Claudia von Brömssen.
Environmental challenges are typically complex and interlinked. Environmental monitoring programs, while providing extensive and high-quality data, are usually not sufficiently detailed to provide ad-hoc insights into all relevant processes. Therefore, use of appropriate statistical methods is crucial to extract and understand information obtained from large datasets. The statistical approaches used need to highlight relevant information in data to answer the research question at hand, but should retain reasonable complexity, avoid overfitting and not impose unrealistic assumptions on the data.

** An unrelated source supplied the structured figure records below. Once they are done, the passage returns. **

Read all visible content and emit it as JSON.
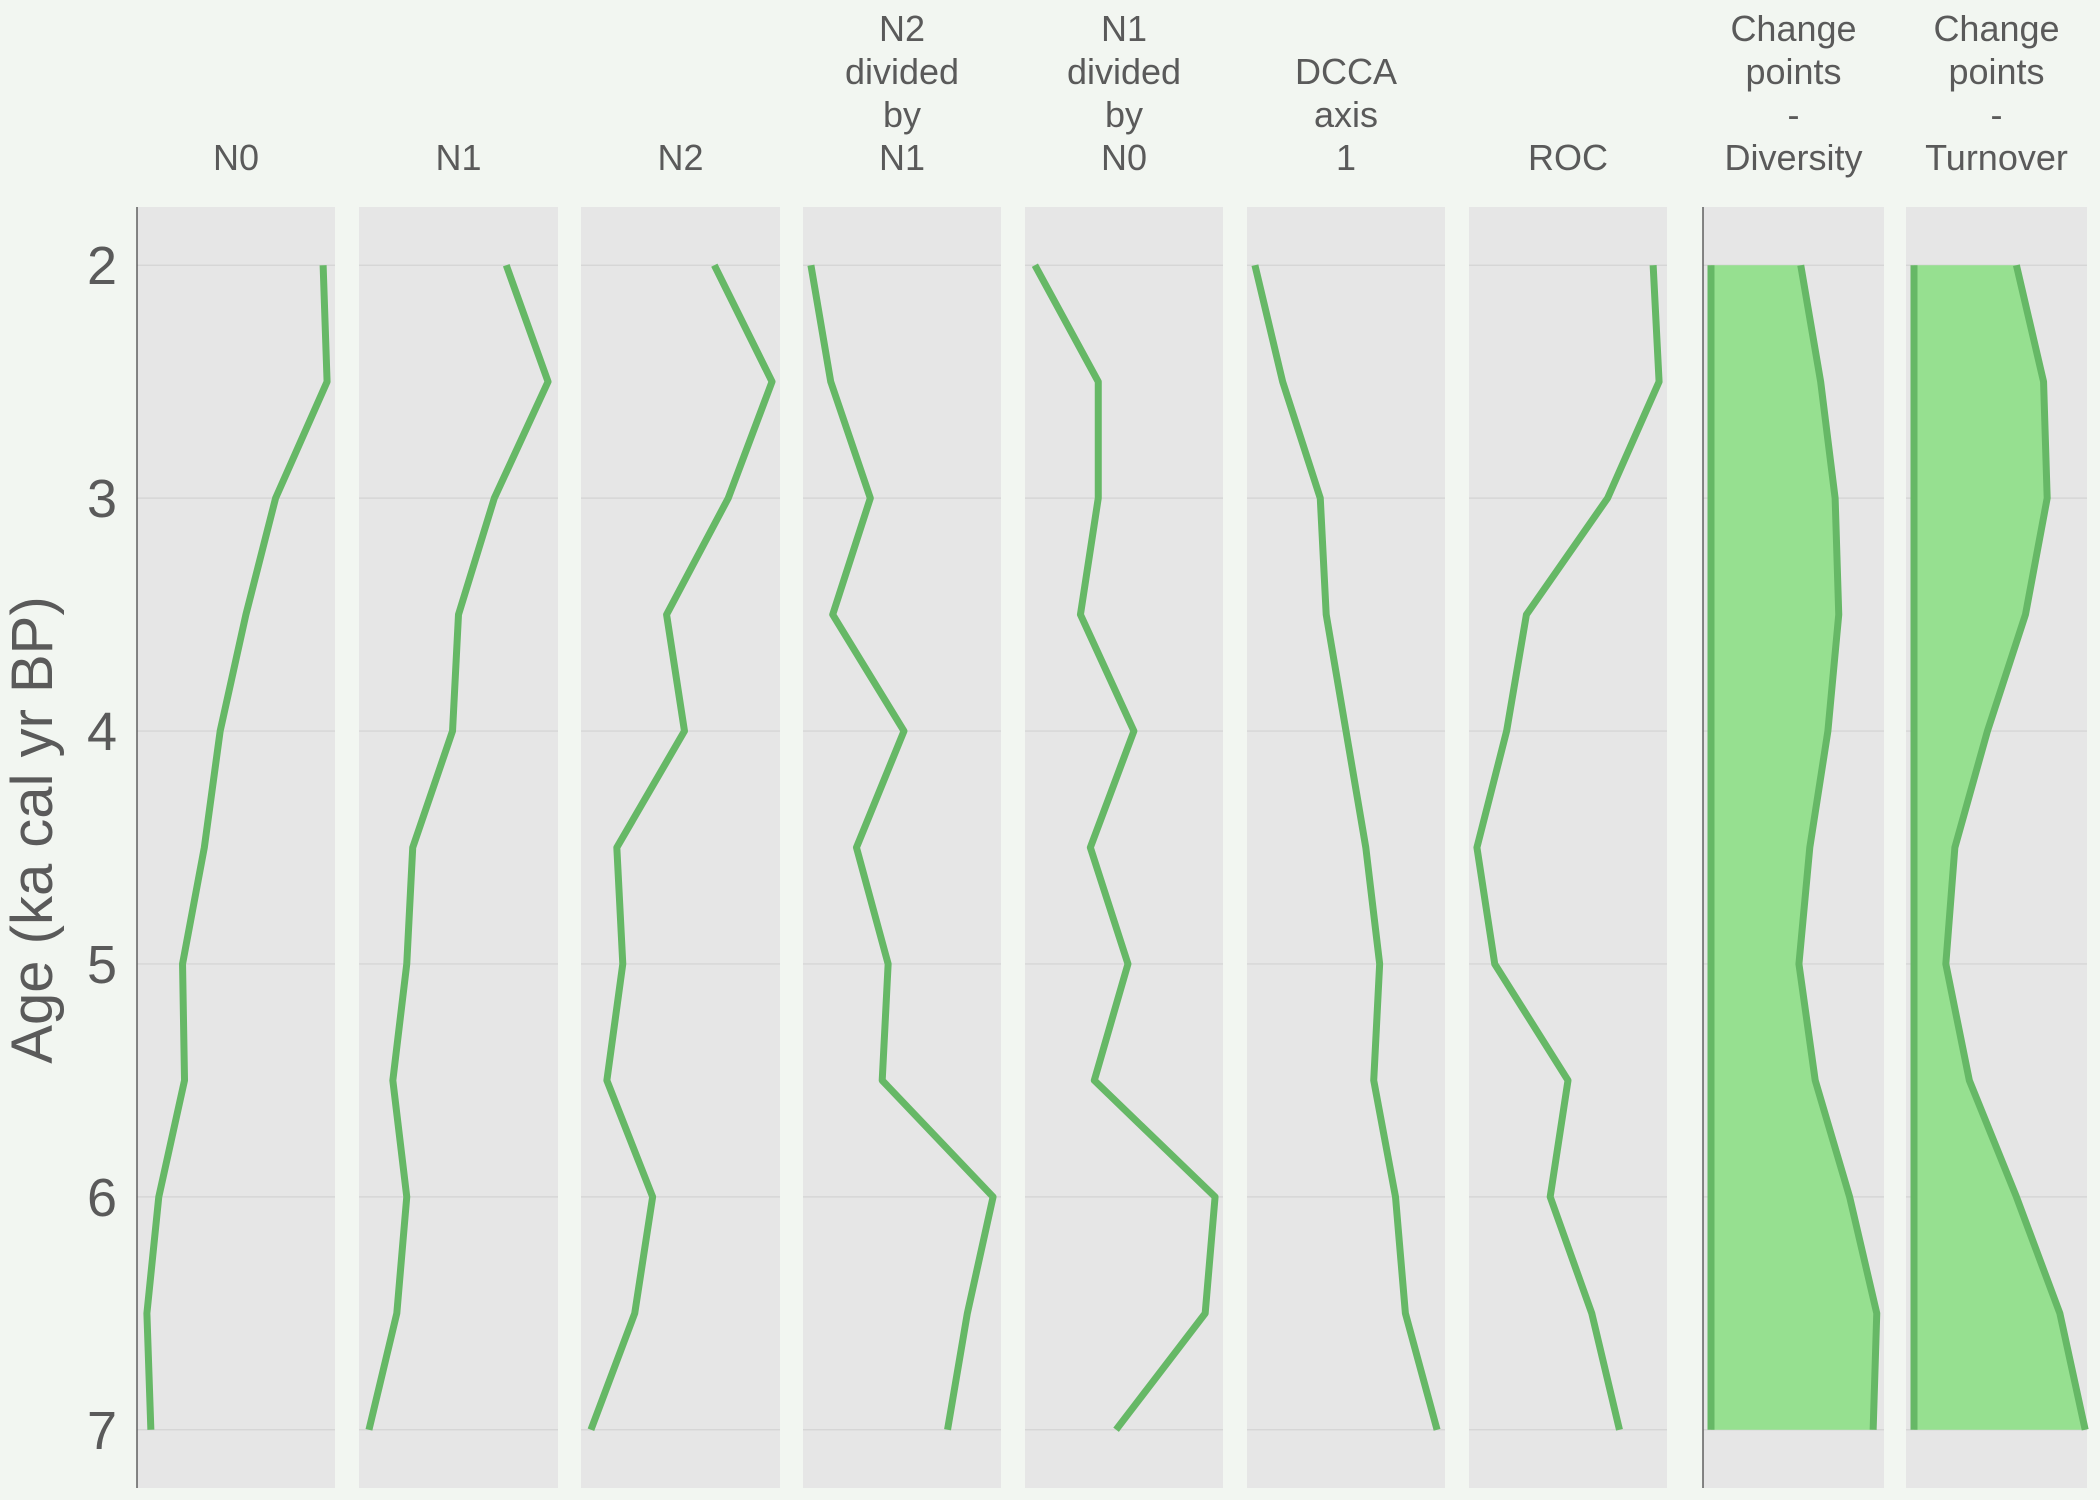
{
  "chart_data": {
    "type": "line",
    "orientation": "vertical-stratigraphic",
    "ylabel": "Age (ka cal yr BP)",
    "y": [
      2,
      2.5,
      3,
      3.5,
      4,
      4.5,
      5,
      5.5,
      6,
      6.5,
      7
    ],
    "ylim": [
      7.25,
      1.75
    ],
    "yticks": [
      2,
      3,
      4,
      5,
      6,
      7
    ],
    "grid": true,
    "colors": {
      "line": "#66b866",
      "area": "#96e090",
      "panel": "#e6e6e6"
    },
    "panels": [
      {
        "title": [
          "N0"
        ],
        "xlim": [
          0,
          1
        ],
        "values": [
          0.94,
          0.96,
          0.7,
          0.55,
          0.42,
          0.34,
          0.23,
          0.24,
          0.11,
          0.05,
          0.07
        ]
      },
      {
        "title": [
          "N1"
        ],
        "xlim": [
          0,
          1
        ],
        "values": [
          0.74,
          0.95,
          0.68,
          0.5,
          0.47,
          0.27,
          0.24,
          0.17,
          0.24,
          0.19,
          0.05
        ]
      },
      {
        "title": [
          "N2"
        ],
        "xlim": [
          0,
          1
        ],
        "values": [
          0.67,
          0.96,
          0.74,
          0.43,
          0.52,
          0.18,
          0.21,
          0.13,
          0.36,
          0.27,
          0.05
        ]
      },
      {
        "title": [
          "N2",
          "divided",
          "by",
          "N1"
        ],
        "xlim": [
          0,
          1
        ],
        "values": [
          0.04,
          0.14,
          0.34,
          0.15,
          0.51,
          0.27,
          0.43,
          0.4,
          0.96,
          0.83,
          0.73
        ]
      },
      {
        "title": [
          "N1",
          "divided",
          "by",
          "N0"
        ],
        "xlim": [
          0,
          1
        ],
        "values": [
          0.05,
          0.37,
          0.37,
          0.28,
          0.55,
          0.33,
          0.52,
          0.35,
          0.96,
          0.91,
          0.46
        ]
      },
      {
        "title": [
          "DCCA",
          "axis",
          "1"
        ],
        "xlim": [
          0,
          1
        ],
        "values": [
          0.04,
          0.18,
          0.37,
          0.4,
          0.5,
          0.6,
          0.67,
          0.64,
          0.75,
          0.8,
          0.96
        ]
      },
      {
        "title": [
          "ROC"
        ],
        "xlim": [
          0,
          1
        ],
        "values": [
          0.93,
          0.96,
          0.7,
          0.29,
          0.19,
          0.04,
          0.13,
          0.5,
          0.41,
          0.62,
          0.76
        ]
      },
      {
        "title": [
          "Change",
          "points",
          "-",
          "Diversity"
        ],
        "xlim": [
          0,
          1
        ],
        "axis_line": true,
        "fill": true,
        "values": [
          0.54,
          0.65,
          0.73,
          0.75,
          0.69,
          0.59,
          0.53,
          0.62,
          0.81,
          0.96,
          0.94
        ]
      },
      {
        "title": [
          "Change",
          "points",
          "-",
          "Turnover"
        ],
        "xlim": [
          0,
          1
        ],
        "fill": true,
        "values": [
          0.61,
          0.76,
          0.78,
          0.66,
          0.45,
          0.27,
          0.22,
          0.35,
          0.61,
          0.85,
          0.99
        ]
      }
    ]
  }
}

The presence of a temporal trend in monitoring data during a given period is not difficult to determine and a number of methods are available to account for various data properties and different functional forms of the trend. Identifying when changes occur, the geographical distribution of observed trends and how trends in different variables are connected to each other is more complex. Smoothing methods, such as generalized additive models, local linear regression, geographically weighted regression, and similar, are used in environmental science due to their flexibility and ability to identify patterns in time and space. As these models do not result in simple statistical summaries, such as single p-values and estimates of the average magnitude of change, new ways to extract and visualize relevant information provided by the models is needed. In addition, great care needs to be taken to avoid overfitting when models are routinely applied to many stations or variables.
In this lecture, I will illustrate how statistical smoothing models can be used, adjusted, and improved to tackle current environmental questions, and how the information they provide can be visualized to support understanding of complex environmental processes and decision making in environmental management. I will discuss how general data features, such as spatial and temporal autocorrelation, outliers, and different data distributions, and computational burdens of the statistical models influence what can and cannot be done. The focus is on spatial presentation of nonlinear temporal trends and how this provides new knowledge gained from environmental monitoring data collected as times series or in serially alternating monitoring designs (so-called ‘omdrev’).